Crisis: A Review by Dave Parker

Dave Parker is a PFLAG National board member and has served as president of TNET, the PFLAG Transgender Network.

"I’d rather be shot dead than know my son is queer!"

To me, this is the heart of the crisis discussed in Mithcell Gold’s book, Crisis. It reflects the verbal abuse of gay young people by those who have a responsibility to love and support them. It also reflects the perverted teachings of many churches – that gay, lesbian, bisexual, transgender, and questioning (GLBTQ) youth are not worthy of respect and love.

The forty short autobiographical sketches that make up the bulk of Crisis largely show over and over the oppression experienced during their formative years by these gay men and women. All of them finally overcame their religion-based oppression. Most are now highly respected leaders in their chosen professions. Still, their stories reveal the years of fear and shame they – and so many others like them – experienced in their most formative years.

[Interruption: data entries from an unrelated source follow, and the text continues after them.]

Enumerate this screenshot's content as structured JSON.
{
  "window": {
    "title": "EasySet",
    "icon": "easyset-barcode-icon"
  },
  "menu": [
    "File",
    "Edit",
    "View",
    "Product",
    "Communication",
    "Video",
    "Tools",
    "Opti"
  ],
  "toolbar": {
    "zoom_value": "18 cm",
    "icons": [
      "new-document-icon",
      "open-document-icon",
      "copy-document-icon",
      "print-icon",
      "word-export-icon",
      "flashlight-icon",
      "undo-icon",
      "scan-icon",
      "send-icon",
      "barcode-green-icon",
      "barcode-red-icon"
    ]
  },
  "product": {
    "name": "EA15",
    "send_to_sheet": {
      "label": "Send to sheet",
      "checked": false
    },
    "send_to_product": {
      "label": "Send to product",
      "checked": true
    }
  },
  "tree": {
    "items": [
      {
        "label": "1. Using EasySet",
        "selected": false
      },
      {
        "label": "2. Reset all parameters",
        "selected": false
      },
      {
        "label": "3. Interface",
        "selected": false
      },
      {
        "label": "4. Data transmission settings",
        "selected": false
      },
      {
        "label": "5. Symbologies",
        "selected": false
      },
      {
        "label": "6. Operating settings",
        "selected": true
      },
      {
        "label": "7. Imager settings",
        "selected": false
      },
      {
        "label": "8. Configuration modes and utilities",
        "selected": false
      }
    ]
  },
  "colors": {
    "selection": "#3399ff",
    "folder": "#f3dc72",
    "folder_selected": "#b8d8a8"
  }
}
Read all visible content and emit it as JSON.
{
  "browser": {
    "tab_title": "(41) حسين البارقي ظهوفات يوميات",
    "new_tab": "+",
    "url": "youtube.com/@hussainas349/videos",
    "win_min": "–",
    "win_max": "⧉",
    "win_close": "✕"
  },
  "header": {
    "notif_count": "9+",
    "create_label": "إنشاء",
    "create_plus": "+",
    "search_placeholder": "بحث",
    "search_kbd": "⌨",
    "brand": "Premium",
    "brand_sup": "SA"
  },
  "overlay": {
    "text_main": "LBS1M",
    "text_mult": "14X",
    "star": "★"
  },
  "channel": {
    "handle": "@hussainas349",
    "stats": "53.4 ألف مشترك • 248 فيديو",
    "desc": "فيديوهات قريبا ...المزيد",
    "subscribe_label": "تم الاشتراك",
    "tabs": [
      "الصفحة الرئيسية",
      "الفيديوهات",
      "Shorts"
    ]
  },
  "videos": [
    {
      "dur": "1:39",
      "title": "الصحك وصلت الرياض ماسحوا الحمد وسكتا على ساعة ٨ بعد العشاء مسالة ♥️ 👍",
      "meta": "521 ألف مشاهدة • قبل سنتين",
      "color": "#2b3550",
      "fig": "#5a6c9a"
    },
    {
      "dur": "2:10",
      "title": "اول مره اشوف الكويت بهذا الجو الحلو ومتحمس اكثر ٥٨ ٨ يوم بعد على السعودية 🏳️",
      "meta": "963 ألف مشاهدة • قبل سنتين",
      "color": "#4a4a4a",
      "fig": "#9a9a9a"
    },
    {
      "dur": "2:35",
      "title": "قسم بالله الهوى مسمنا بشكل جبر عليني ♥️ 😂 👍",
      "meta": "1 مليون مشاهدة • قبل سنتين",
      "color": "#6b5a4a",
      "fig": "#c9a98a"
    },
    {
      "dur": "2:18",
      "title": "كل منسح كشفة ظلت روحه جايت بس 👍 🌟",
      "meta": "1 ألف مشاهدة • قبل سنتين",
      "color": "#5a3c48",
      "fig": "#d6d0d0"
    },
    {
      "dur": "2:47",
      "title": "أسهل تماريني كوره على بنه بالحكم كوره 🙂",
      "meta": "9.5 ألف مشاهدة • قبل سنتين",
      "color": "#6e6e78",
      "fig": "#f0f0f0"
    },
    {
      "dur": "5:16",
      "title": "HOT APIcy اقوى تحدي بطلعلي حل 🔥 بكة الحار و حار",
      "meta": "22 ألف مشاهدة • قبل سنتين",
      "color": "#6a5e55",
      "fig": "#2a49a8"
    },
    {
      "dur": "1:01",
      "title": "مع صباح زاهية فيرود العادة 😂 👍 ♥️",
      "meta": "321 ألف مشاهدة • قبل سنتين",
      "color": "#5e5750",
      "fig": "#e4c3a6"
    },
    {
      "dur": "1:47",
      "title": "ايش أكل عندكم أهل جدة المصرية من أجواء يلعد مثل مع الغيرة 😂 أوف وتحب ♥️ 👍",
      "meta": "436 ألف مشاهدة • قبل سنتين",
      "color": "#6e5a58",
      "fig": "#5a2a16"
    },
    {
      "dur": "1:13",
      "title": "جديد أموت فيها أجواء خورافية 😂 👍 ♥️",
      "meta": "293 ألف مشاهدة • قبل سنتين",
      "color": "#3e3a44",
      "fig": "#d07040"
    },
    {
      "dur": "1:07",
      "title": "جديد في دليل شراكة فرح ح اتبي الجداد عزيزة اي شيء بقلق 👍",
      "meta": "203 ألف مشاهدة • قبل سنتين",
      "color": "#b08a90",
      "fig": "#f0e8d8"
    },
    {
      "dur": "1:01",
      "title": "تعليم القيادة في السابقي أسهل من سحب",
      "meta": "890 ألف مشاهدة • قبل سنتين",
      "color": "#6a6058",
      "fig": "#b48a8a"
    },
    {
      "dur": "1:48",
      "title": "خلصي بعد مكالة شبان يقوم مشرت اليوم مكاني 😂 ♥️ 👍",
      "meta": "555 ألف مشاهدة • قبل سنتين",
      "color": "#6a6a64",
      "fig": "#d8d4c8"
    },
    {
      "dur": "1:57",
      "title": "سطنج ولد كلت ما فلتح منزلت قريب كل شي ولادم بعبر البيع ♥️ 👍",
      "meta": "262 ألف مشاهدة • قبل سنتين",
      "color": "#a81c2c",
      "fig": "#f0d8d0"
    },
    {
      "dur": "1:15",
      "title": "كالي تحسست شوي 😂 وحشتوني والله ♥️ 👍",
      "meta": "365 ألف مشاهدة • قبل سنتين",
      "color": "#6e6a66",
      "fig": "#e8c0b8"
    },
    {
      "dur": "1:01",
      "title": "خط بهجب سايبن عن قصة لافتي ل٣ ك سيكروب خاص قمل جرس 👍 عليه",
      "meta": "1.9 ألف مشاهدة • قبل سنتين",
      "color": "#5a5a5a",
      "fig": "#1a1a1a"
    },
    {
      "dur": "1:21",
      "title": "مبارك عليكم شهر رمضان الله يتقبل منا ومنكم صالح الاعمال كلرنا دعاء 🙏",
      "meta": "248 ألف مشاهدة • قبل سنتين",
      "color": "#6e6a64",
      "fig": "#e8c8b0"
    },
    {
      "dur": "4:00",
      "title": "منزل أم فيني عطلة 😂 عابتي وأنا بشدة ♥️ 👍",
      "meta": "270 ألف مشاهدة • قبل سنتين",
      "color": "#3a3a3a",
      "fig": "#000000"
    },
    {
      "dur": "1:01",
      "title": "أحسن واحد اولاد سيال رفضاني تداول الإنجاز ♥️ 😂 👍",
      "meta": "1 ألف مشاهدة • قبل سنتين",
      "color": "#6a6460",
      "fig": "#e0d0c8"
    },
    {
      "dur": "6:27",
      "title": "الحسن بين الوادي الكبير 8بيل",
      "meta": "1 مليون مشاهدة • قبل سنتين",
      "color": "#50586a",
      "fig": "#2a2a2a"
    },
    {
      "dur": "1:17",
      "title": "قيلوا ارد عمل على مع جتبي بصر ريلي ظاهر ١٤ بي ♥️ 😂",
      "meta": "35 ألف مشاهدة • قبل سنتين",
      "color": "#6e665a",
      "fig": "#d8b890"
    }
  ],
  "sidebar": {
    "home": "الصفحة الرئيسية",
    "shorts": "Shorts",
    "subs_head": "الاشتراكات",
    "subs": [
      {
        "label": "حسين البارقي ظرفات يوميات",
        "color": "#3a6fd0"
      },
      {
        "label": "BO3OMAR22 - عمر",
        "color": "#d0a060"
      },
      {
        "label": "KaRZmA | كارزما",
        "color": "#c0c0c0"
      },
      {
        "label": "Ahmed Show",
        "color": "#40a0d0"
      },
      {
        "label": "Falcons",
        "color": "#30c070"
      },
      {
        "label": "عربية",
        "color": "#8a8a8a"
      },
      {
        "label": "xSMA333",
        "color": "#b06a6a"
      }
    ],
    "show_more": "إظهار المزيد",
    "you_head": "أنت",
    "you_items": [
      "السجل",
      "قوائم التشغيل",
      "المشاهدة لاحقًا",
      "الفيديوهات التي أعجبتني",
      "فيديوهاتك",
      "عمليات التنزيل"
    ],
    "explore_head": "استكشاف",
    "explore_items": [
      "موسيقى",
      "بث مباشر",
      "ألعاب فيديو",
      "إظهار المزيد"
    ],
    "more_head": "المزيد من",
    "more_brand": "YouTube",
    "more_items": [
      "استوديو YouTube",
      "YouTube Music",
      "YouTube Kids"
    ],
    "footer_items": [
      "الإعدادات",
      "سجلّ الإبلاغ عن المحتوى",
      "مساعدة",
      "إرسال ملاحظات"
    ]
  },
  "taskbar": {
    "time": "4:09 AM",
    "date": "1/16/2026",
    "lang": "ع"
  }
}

Many young gays are not so lucky. Many suffer total rejection by their church, schoolmates, and family, and are left to fend for themselves at a vulnerable young age. They suffer both verbal and physical abuse simply because of who they are. Too many are lost, through murder and suicide. Is no one ashamed that their words have cost these young people their lives?

Crisis stresses the need for acceptance and support of all our GLBTQ children. Parents, churches, schools, and politicians must recognize the grave harm they do not only to the GLBTQ youth themselves, but also to their families and friends.

It is Mitchell Gold’s expressed hope that families, church leaders, politicians, and school authorities will read his book. There is a desperate need for all of them to act to eliminate the violence inflicted on the millions of American GLBTQ teens by the very people charged with protecting them.


To order a copy of 'Crisis,' visit Lambda Rising bookstore online.

1 comment:

Annette said...

Our PFLAG chapter bought this book and I just finished it. The one thing that struck me the most was how many of the people interviewed had considered suicide while in high school or college. We need to keep sharing our stories, talking to people and urge our legislators to pass anti-bullying and hate-crime laws.